We support this programme on the basis that it will improve timely oversight, collection and identification of bycatch. 


  1. INT2024-06 Interaction of spotted shags with northern North Island set net fisheries


While not relating specifically to Māui or Hector’s dolphins, we support this programme. In some ways, spotted shags are an indicator species of the impacts of set nets on other marine animals including dolphins.


For example, we were interested in the case of the tracked spotted shag 224976 who was monitored for 108 days until caught in a set net off Te Puru then discarded in a ditch. This event happened around the same time that Hector’s dolphins were reported visiting the Firth of Thames. 


The significant loss of spotted shags in set nets is a tragedy for the species. It also indicates the significant risks of set nets on non-target species, whether they are permanent residents or vagrants. 


This spotted shag research programme should reveal important information that can be extrapolated to inform other species’ threat management programmes.


  1. POP2023-05 Auckland Islands New Zealand sea lions 


While not related to our mandate around Māui and Hector’s dolphins, we see this work as essential given the decline of NZ sea lions. The trawl and other human caused threats to sea lions, and their population decline, reflect the threats and population status of Hector’s. The removal of the Fisheries Related Mortality Limits makes this work even more important.


  1. MIT2024-01 Protected Species Liaison Project 


We support this programme. The onboard electronic monitoring is revealing much more bycatch than previously reported. The response to the new data from electronic monitoring must be more efforts to reduce bycatch. This must mean the exclusion of fishing methods in areas where threatened species and indiscriminate and unsustainable fishing overlap. In the meantime however, liaison between officials and fishers is important to reduce bycatch as much as possible. With regard to Hector’s this is important for the voluntary low headline height and slow trawl speed practices which are proving ineffective at reducing bycatch.

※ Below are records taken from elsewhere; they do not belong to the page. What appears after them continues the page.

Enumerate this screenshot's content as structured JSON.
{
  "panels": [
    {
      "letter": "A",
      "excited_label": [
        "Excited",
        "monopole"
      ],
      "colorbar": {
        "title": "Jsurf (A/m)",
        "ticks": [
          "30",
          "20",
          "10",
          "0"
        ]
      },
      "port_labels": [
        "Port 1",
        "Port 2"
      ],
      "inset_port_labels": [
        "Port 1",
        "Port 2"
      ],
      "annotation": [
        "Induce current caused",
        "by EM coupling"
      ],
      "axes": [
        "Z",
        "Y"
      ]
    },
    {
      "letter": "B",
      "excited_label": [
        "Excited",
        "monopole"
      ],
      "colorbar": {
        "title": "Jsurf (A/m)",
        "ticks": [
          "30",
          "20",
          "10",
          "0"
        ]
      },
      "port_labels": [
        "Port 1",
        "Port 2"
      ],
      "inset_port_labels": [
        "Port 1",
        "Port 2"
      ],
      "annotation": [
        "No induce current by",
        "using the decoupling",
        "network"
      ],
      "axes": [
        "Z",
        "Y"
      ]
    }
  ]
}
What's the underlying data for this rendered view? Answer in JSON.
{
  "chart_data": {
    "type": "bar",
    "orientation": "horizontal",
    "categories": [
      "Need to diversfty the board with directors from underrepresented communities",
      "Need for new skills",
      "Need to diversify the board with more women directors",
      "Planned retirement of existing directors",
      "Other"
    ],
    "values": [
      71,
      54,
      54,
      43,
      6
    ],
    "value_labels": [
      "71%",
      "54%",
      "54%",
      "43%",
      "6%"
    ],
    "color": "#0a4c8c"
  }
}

  1. MIT2024-07 Hector's dolphin acoustic deterrent devices in trawl fisheries


We note that there are a range of acoustic deterrent devices across New Zealand fisheries used to dissuade Hector’s from approaching nets and becoming bycatch. We also note that the draft CSP recognises that keeping fishing boats out of their habitat (spatiotemporal restrictions) is the most efficient and effective way of keeping dolphins safe.


Interest from the industry is not a good reason to investigate and deploy pingers or Acoustic Deterrent Devices (ADDs) when fishing restrictions are more effective and efficient.


We also note that depending on how they are deployed, ADDs may not be performing as manufacturers expect, and may be unreliable for actually deterring dolphins and keeping them safe.


We agree “It is important for all stakeholders to understand the viability and limitations of using such devices….if they are to be used for mitigating captures of Hector’s dolphins in New Zealand fisheries.”


We submit that ADDs should not be used because of their unintended consequences. Firstly, they may not deter dolphins at all, giving a false sense of mitigation. Secondly, they might condition the dolphins to associate pingers with food, attracting and habituating the dolphins to the threats they are supposed to avoid, not deterring the dolphins at all. ADDs are no substitute for getting the nets out of the dolphin habitat. Thirdly, if they are effective deterrents, they deter the dolphins from pursuing and catching important prey food.


While we see benefit in quantifying the use and efficacy of ADDs, we are concerned that this programme takes funding away from research projects that have been agreed and prioritised under the Hector’s and Māui Five Year Research Strategy.


Any current reliance on ADDs might well be mistaken, and this programme may reveal the limitations of this reliance. However, we already know that too many dolphins are being killed in nets, current mitigation is unsuccessful, and set and trawl nets have no place in Hector’s habitat.


We submit that the Draft CSP needs to include research projects that enable the objectives of the Māui and Hector’s Threat Management Plan to be met - that means recovery, not just deterrence from important food sources."